Comment 10 David Sterba 2023-09-01 10:10:48 UTC
Thanks Fabian for tracking it down. I'll do a full revert of the patch so the ABI is on the 6.3 level again.
Comment 11 Wenruo Qu 2023-09-01 10:23:59 UTC
(In reply to Fabian Vogt from comment #9)
> (In reply to Wenruo Qu from comment #8)
> > Fabian is right, I didn't notice the change of subvol_info is at the
> > beginning of the structure.
> > 
> > Thus it would lead to a incompatible change of API.
> > 
> > Would anyone mind to test if the following patch solves the regression?
> > https://lore.kernel.org/linux-btrfs/4d54ca8fb8605704260aad205acd6185fe73fb49.
> > 1693561063.git.wqu@suse.com/T/#u
> 
> It does. Is it intentional that the members of subvol_uuid_search are now
> prefixed with "__"? This breaks API and the "__" prefix is also invalid
> according to the C standard as such identifiers are reserved by the standard.

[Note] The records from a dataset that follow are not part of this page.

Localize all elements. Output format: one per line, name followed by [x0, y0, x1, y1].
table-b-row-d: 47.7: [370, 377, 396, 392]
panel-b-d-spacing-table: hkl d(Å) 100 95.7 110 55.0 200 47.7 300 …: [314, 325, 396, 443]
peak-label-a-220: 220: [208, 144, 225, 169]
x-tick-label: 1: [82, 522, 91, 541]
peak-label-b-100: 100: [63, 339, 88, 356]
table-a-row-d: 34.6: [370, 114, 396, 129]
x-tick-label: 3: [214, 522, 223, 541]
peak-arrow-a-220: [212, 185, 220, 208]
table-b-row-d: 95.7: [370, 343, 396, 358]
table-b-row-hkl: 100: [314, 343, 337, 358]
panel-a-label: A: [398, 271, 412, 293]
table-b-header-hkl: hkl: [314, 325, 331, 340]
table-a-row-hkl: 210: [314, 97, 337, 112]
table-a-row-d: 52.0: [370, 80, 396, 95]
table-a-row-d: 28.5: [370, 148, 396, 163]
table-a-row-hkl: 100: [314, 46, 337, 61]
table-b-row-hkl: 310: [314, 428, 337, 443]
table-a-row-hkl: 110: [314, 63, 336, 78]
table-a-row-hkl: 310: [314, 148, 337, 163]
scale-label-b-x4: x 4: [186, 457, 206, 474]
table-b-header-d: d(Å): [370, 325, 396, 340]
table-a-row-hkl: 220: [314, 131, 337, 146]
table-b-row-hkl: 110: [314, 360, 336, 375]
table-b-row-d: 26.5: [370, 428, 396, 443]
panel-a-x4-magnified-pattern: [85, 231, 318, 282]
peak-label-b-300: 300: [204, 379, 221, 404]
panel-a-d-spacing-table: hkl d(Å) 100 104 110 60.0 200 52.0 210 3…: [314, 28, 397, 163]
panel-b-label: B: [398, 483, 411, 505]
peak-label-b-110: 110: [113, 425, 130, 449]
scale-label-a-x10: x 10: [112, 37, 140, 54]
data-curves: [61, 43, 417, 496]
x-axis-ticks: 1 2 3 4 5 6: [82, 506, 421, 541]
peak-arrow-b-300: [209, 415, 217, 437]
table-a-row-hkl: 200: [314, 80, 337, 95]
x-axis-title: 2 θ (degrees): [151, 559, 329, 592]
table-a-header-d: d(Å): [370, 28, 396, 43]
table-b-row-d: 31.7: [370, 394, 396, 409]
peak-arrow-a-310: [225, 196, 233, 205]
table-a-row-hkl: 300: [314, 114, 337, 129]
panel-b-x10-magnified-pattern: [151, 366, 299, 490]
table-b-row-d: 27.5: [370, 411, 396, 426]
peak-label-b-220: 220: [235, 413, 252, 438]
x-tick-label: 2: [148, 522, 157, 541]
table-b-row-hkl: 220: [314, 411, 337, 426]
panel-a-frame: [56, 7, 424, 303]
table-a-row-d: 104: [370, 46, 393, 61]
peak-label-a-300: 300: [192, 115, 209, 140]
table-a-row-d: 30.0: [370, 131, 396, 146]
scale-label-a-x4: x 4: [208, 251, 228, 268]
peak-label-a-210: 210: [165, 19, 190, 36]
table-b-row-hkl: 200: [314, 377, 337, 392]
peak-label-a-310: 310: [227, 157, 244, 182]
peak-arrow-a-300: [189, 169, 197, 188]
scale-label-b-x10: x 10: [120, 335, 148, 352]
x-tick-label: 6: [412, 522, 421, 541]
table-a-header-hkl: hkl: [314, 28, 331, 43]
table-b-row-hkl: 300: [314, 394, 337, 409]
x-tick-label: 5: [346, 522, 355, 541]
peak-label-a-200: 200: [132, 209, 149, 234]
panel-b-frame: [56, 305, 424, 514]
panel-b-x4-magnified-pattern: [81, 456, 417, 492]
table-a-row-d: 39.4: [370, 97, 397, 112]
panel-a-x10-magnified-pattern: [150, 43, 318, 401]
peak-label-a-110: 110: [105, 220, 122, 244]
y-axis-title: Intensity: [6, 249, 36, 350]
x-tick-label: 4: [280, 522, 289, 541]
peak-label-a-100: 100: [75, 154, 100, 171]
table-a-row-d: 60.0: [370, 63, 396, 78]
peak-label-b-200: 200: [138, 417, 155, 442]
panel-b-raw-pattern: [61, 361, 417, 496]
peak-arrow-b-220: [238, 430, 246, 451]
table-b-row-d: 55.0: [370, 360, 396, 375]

It was to discourage any usage of the old members.

But since David is going to revert that one, it doesn't matter anymore.

Thanks for pinning down the breakage.
Comment 12 David Sterba 2023-09-01 13:21:01 UTC
Version 6.5 has the fix and is now in the OBS pipeline.
Comment 13 Dominique Leuenberger 2023-10-12 12:49:46 UTC
(In reply to David Sterba from comment #12)
> Version 6.5 has the fix and is now in the OBS pipeline.

this has been fixed; thanks all for working on this and identifying the underlying ABI break.